The saving of paradise
Rebecca Macfie’s excellent “Peak paradise” story ( January 14) clearly lays out the challenges we have ahead in salvaging our precious wilderness icons. But I’m not sure what all the fuss is about. It’s simple, really: just get Tourism New Zealand to make a name change to the “Great Crowded Walks”. Then, if that doesn’t work, change it to the “Great Overcrowded Walks”.
In the meantime, to find rapidly disappearing solitude in our iconic mountain scenery, I’ve resolved to walk Fiordland’s Routeburn Track, Avalanche Peak in Arthur’s Pass National Park and Aoraki/ Mt Cook’s Mueller Hut in midwinter (with all the necessary safety equipment), when snow and ice prevent the queues of visiting tourists – some, no doubt, in Jandals – from hiking them.
But I dare not mention this to guide-book publisher Lonely Planet.
Stephen LeCouteur (New Windsor, Auckland)

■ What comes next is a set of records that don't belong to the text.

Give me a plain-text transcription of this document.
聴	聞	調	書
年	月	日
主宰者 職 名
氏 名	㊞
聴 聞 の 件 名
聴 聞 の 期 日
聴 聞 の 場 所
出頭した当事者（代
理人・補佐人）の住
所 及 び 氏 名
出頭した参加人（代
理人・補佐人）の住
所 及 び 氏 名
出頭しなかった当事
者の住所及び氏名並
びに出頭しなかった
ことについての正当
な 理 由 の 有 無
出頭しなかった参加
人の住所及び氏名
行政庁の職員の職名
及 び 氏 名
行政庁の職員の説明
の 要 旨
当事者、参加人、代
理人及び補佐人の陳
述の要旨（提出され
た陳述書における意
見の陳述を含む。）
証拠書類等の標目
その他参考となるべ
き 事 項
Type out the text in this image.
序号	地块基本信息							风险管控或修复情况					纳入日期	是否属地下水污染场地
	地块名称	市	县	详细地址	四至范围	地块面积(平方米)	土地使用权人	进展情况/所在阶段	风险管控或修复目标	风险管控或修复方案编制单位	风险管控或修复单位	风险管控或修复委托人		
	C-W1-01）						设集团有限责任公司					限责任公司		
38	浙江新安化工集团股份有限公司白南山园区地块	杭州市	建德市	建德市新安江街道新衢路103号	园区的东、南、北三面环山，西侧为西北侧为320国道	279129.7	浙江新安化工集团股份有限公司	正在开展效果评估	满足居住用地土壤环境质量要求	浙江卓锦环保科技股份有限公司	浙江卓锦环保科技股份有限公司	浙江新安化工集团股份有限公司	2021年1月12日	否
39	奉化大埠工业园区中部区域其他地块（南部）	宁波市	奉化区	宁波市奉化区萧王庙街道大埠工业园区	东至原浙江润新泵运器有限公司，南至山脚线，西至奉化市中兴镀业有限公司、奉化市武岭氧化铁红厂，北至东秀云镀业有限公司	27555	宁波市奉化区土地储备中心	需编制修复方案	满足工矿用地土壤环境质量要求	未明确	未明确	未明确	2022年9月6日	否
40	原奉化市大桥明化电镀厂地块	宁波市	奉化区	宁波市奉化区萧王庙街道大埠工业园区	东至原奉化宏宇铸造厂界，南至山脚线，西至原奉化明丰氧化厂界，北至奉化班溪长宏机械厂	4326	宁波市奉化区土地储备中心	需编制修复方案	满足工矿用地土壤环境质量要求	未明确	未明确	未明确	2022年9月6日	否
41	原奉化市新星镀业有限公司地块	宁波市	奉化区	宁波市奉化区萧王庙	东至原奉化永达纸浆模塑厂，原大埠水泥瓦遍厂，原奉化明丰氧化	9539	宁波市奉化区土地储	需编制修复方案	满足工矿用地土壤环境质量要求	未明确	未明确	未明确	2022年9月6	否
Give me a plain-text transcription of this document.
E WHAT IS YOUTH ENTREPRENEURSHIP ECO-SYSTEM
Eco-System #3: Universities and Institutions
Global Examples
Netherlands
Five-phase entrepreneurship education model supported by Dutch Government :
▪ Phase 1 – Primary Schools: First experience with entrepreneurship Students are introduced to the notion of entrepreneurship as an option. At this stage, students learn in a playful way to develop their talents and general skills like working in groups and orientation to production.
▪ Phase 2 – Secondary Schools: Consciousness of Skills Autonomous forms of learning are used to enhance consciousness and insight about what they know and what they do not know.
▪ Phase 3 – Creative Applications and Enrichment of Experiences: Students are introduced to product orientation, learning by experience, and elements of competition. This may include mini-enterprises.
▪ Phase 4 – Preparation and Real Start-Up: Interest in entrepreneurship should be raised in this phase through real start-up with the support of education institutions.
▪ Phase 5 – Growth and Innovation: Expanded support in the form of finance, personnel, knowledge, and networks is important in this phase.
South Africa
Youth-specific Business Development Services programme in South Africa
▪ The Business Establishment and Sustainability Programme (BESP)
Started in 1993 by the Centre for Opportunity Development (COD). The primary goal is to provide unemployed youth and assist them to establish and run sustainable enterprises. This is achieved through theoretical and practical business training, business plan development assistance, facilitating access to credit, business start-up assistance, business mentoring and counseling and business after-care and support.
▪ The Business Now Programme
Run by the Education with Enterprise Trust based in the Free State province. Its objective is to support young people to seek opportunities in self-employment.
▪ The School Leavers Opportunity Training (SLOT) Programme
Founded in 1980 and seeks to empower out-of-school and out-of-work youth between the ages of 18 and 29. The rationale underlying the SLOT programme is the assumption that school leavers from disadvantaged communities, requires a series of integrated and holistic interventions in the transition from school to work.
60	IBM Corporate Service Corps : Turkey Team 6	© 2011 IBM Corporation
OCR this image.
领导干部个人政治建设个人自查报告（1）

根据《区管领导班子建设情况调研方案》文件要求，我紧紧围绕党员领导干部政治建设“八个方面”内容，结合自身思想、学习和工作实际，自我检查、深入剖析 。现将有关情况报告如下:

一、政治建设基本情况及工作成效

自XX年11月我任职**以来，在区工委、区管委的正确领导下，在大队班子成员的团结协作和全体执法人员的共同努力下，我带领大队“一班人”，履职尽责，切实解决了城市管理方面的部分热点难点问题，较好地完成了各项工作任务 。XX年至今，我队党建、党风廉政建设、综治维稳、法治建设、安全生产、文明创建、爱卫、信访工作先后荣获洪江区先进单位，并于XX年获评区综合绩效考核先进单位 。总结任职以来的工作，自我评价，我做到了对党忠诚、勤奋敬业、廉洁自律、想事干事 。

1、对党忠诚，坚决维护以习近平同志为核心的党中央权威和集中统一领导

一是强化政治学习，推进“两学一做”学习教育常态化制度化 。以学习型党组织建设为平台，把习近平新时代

You may have chosen a poor hook – Barcelona becoming a theme park – for your editorial on tourism growth (“Stealing beauty”, January 14). Given that world tourism will grow significantly, Barcelona and areas in New Zealand could benefit from incorporation as cohesive networks of broadly conceived theme parks.
Stretch your mind a bit. As the Economist magazine has noted periodically over the past 25 years, theme parks are in the business of entertaining tourists using technological innovations to preserve, even enhance, resident sanctification. But their ownership is too concentrated. Let’s give locals a financial stake in the privately owned tourist endeavours; for example, via ownership of shares in themepark corporations – again broadly conceived.
I could see the Karangahape Rd or New Lynn areas of Auckland becoming bodies corporate, operating under a revised Unit Titles Act. Forming such corporations would constrain private individual/ developer actions by a group conscience. The Unit Titles Act – essentially dealing with the interface of the government, law and private collectives – might need some reworking. But hey, on this issue, it’s all hands on deck.
Robert Myers (Auckland Central)
As a taxpayer, I paid to build the roads. I pay extra to use them when I drive. I also paid to build the Department of Conservation walking tracks. Someone – walkers – should pay to use them.
Many New Zealand visitors are here for business or confine themselves to urban centres. An eco entry fee at the border would be grossly unfair.
DoC needs to recover track maintenance costs, but only from the users. The upside is that cost recovery would need wardens and collection facilities, creating lots of jobs.